Our View: University should have sought out other funding for the project.

The $450,000 that the university threw down for Woodbine Cottage renovations apparently trumped other needed repairs and maintenance on campus.

The university has $1.8 million this year to fix a laundry list of $9.2 million in on-campus repairs.

Twenty percent of student tuition dollars bankrolls the Higher Education Facilities Fund, which was used for the improvements.

Instead of using the money to renovate a classroom or repair a roof on an academic building, which is what it is supposed to be used for, the university spent it on costly historical renovations at Woodbine.

In the past, the university has used other funds to pay for Woodbine’s maintenance and repairs, because it’s a non-academic building.

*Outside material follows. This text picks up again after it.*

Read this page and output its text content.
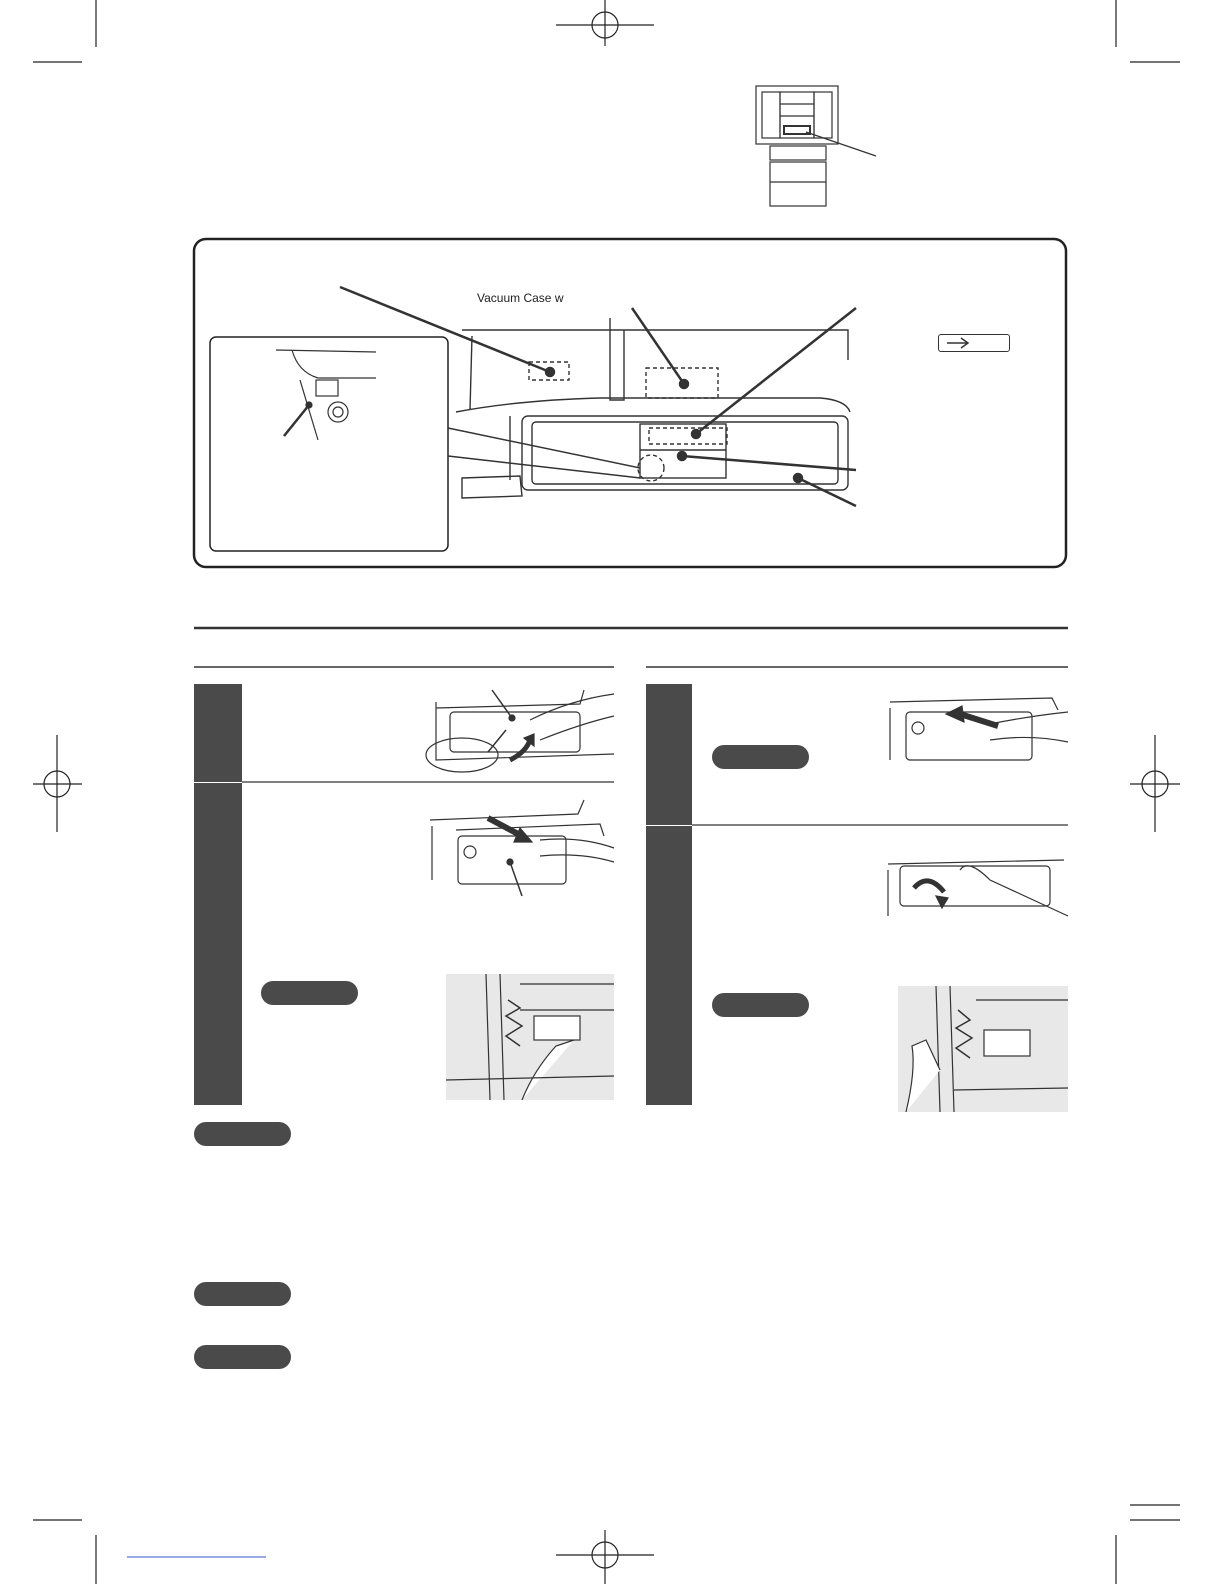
Vacuum Case w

But Excecutive Vice President Reger said the home was in need of immediate repair.

“The siding was rotting, it needed insulation and the windows wouldn’t open,” he said in an article in this week’s Collegian.

We don’t doubt Woodbine needed the renovations. We just wish the university would sought out historical grants or alumni dollars instead of using money normally reserved for classroom buildings.

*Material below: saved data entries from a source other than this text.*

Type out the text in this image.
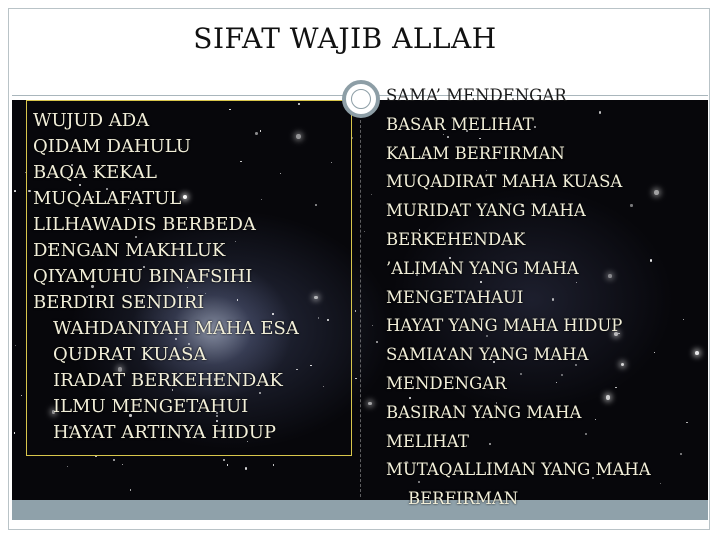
SIFAT WAJIB ALLAH
WUJUD ADA
QIDAM DAHULU
BAQA KEKAL
MUQALAFATUL
LILHAWADIS BERBEDA
DENGAN MAKHLUK
QIYAMUHU BINAFSIHI
BERDIRI SENDIRI
WAHDANIYAH MAHA ESA
QUDRAT KUASA
IRADAT BERKEHENDAK
ILMU MENGETAHUI
HAYAT ARTINYA HIDUP
SAMA’ MENDENGAR
BASAR MELIHAT
KALAM BERFIRMAN
MUQADIRAT MAHA KUASA
MURIDAT YANG MAHA
BERKEHENDAK
’ALIMAN YANG MAHA
MENGETAHAUI
HAYAT YANG MAHA HIDUP
SAMIA’AN YANG MAHA
MENDENGAR
BASIRAN YANG MAHA
MELIHAT
MUTAQALLIMAN YANG MAHA
BERFIRMAN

“We’ve always tried to repair Woodbine by using other university funds. (In this case) We don’t have any other choice,” Reger said.

Woodbine, which was built in 1887, is on the National Register of Historic Places. The work being done on Woodbine, though it seems extravagant, is actually necessary to preserve the historical integrity of the home.

The general contractor, Clark Drew Construction Company, has hired someone to specially cut the cedar for the sidings. Tools to work on certain parts of the home have been custom made, and the windows will be completely renovated back to the originals.

“Unlike any other project, with a historical project you can’t simply go down to the local lumber yard,” said James Drew, the project manager of Woodbine for Clark Drew Construction Company.

We commend the university’s effort to preserve an old building instead of tearing it down, despite the cost.

We need old buildings to help us honor the past.

But we also need money to repair existing classroom buildings.

The reason Woodbine was left off the list to receive money from the fund was because it was a non-academic building.

It was wrong for the university to divert the money from this fund to projects that don’t directly benefit us. After all, they are spending our tuition dollars.